Féroces, drôles, monstrueux parfois tendres, les individus mis en scène par Singer font partie de la même famille. Celle d’une humanité grotesque, presque caricaturale dans laquelle, à l’instar de la commedia dell’arte, des personnages nous permettent d’exorciser ses peurs et ses désirs enfouis.
Quand on ouvre un livre de Singer, c’est comme si une fanfare tonitruante se mettait en branle. Quand on le referme, on est presque épuisé par cette abondance de couleurs, de traits de caractères, d’émotions, de détails qui nous ont submergés.
M’en voudra-t-on si je compare, à l’autre bout du curseur géographique, Isaac Bashevis Singer et Albert Cohen ? Et pourtant comment ne pas trouver de points communs à ces troupes turbulentes composées de Juifs magnifiquement dramatiques qui ont le don de vivre leur époque, souvent tragique, au troisième degré.
Mais revenons au basique : Isaac Bashevis Singer est né de père rabbin et de mère fille de rabbin près de Varsovie en 1904. Après des études qui le destinaient en principe au rabbinat, il découvre la littérature grâce à son frère et débute à Varsovie en tant que correcteur, journaliste et traducteur de Thomas Mann et Stefan Zweig. Dès 1925, il écrit ses premières nouvelles et en 1933 paraît son premier roman La Corne du bélier. En 1935, il émigre aux États-Unis. Il est l’auteur d’une vingtaine de romans, de recueils et de nouvelles, tous écrits en yiddish. Il reçoit le Prix Nobel de littérature en 1978. Il meurt en 1991.
Comment ces pauvres lignes pourraient-elles résumer le feu ardent qui a animé cet auteur obsédé par la transmission d’un monde voué à la disparition?
Au-delà de ses truculentes histoires truffées de détails sur la vie en Europe de l’Est, c’est dans un acte militant et délibéré que se trouve peut-être son principal message : Singer n’a jamais écrit dans une autre langue que le yiddish.
Je suis sûre qu’un jour, des millions de cadavres parlant yiddish se lèveront de leurs « tombes et la première question qu’ils poseront sera : quel est le dernier livre paru en yiddish ? » déclara Isaac Bashevis Singer dans son discours de remise du prix Nobel de Littérature en 1978.
Pendant du ladino (judéo-espagnol) en Orient, le yiddish est la langue judéo-allemande s’écrivant en lettres hébraïques qui fût parlée par les deux tiers des Juifs du monde, soit onze millions de personnes, à la veille de la Seconde Guerre mondiale.

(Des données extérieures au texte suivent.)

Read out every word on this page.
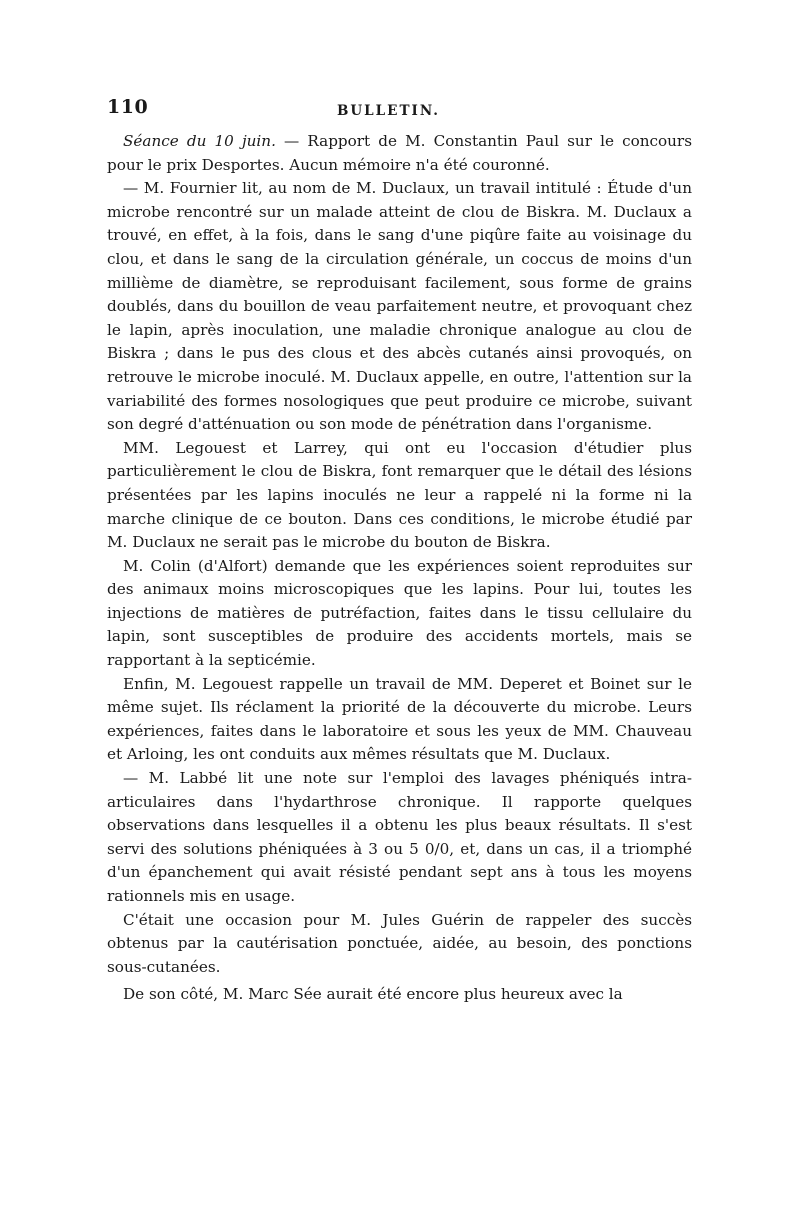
110	BULLETIN.

Séance du 10 juin. — Rapport de M. Constantin Paul sur le concours pour le prix Desportes. Aucun mémoire n'a été couronné.

— M. Fournier lit, au nom de M. Duclaux, un travail intitulé : Étude d'un microbe rencontré sur un malade atteint de clou de Biskra. M. Duclaux a trouvé, en effet, à la fois, dans le sang d'une piqûre faite au voisinage du clou, et dans le sang de la circulation générale, un coccus de moins d'un millième de diamètre, se reproduisant facilement, sous forme de grains doublés, dans du bouillon de veau parfaitement neutre, et provoquant chez le lapin, après inoculation, une maladie chronique analogue au clou de Biskra ; dans le pus des clous et des abcès cutanés ainsi provoqués, on retrouve le microbe inoculé. M. Duclaux appelle, en outre, l'attention sur la variabilité des formes nosologiques que peut produire ce microbe, suivant son degré d'atténuation ou son mode de pénétration dans l'organisme.

MM. Legouest et Larrey, qui ont eu l'occasion d'étudier plus particulièrement le clou de Biskra, font remarquer que le détail des lésions présentées par les lapins inoculés ne leur a rappelé ni la forme ni la marche clinique de ce bouton. Dans ces conditions, le microbe étudié par M. Duclaux ne serait pas le microbe du bouton de Biskra.

M. Colin (d'Alfort) demande que les expériences soient reproduites sur des animaux moins microscopiques que les lapins. Pour lui, toutes les injections de matières de putréfaction, faites dans le tissu cellulaire du lapin, sont susceptibles de produire des accidents mortels, mais se rapportant à la septicémie.

Enfin, M. Legouest rappelle un travail de MM. Deperet et Boinet sur le même sujet. Ils réclament la priorité de la découverte du microbe. Leurs expériences, faites dans le laboratoire et sous les yeux de MM. Chauveau et Arloing, les ont conduits aux mêmes résultats que M. Duclaux.

— M. Labbé lit une note sur l'emploi des lavages phéniqués intra-articulaires dans l'hydarthrose chronique. Il rapporte quelques observations dans lesquelles il a obtenu les plus beaux résultats. Il s'est servi des solutions phéniquées à 3 ou 5 0/0, et, dans un cas, il a triomphé d'un épanchement qui avait résisté pendant sept ans à tous les moyens rationnels mis en usage.

C'était une occasion pour M. Jules Guérin de rappeler des succès obtenus par la cautérisation ponctuée, aidée, au besoin, des ponctions sous-cutanées.

De son côté, M. Marc Sée aurait été encore plus heureux avec la
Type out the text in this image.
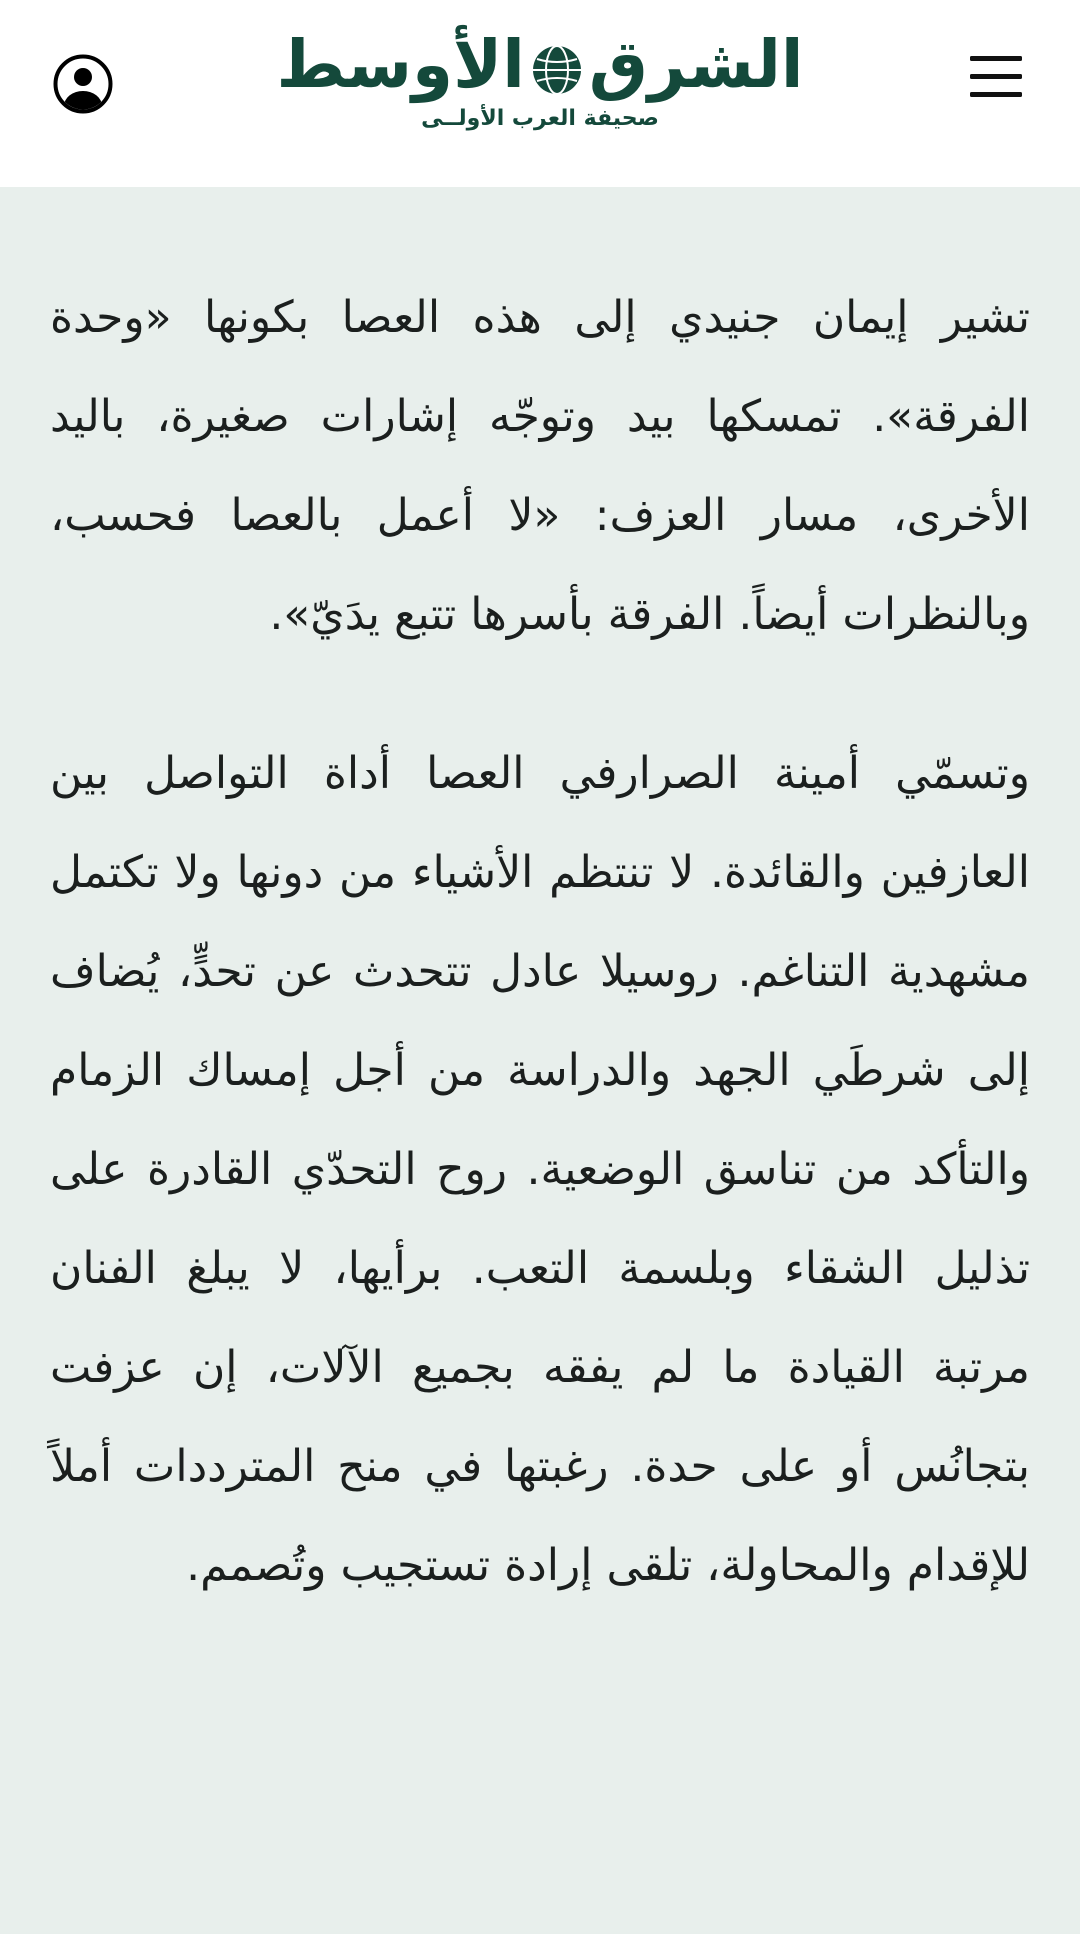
الشرق
الأوسط
صحيفة العرب الأولــى

تشير إيمان جنيدي إلى هذه العصا بكونها «وحدة الفرقة». تمسكها بيد وتوجّه إشارات صغيرة، باليد الأخرى، مسار العزف: «لا أعمل بالعصا فحسب، وبالنظرات أيضاً. الفرقة بأسرها تتبع يدَيّ».

وتسمّي أمينة الصرارفي العصا أداة التواصل بين العازفين والقائدة. لا تنتظم الأشياء من دونها ولا تكتمل مشهدية التناغم. روسيلا عادل تتحدث عن تحدٍّ، يُضاف إلى شرطَي الجهد والدراسة من أجل إمساك الزمام والتأكد من تناسق الوضعية. روح التحدّي القادرة على تذليل الشقاء وبلسمة التعب. برأيها، لا يبلغ الفنان مرتبة القيادة ما لم يفقه بجميع الآلات، إن عزفت بتجانُس أو على حدة. رغبتها في منح المترددات أملاً للإقدام والمحاولة، تلقى إرادة تستجيب وتُصمم.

Extrêmement fécond dans le domaine littéraire, le yiddish fût utilisé par de grands auteurs, poètes et journalistes tels que Isaac Leib Peretz, Sholem Aleichem, Sholem Asch.
Langue de l’humour juif par excellence qui manie Houtzpa, moquerie, ridicule et tragique avec dextérité, l’œuvre de Singer ne pouvait s’épanouir que grâce à cette sémantique.
Bien que tous les romans fussent traduits en anglais à sa demande, les puristes considèrent ces traductions comme de pâles reflets de la pensée originelle de l’écrivain prolifique pour lequel le yiddish était le seul vecteur possible de son âme profondément juive; car au-delà de l’anecdotique, c’est bien au cœur de la mystique juive que le magicien Singer nous plonge.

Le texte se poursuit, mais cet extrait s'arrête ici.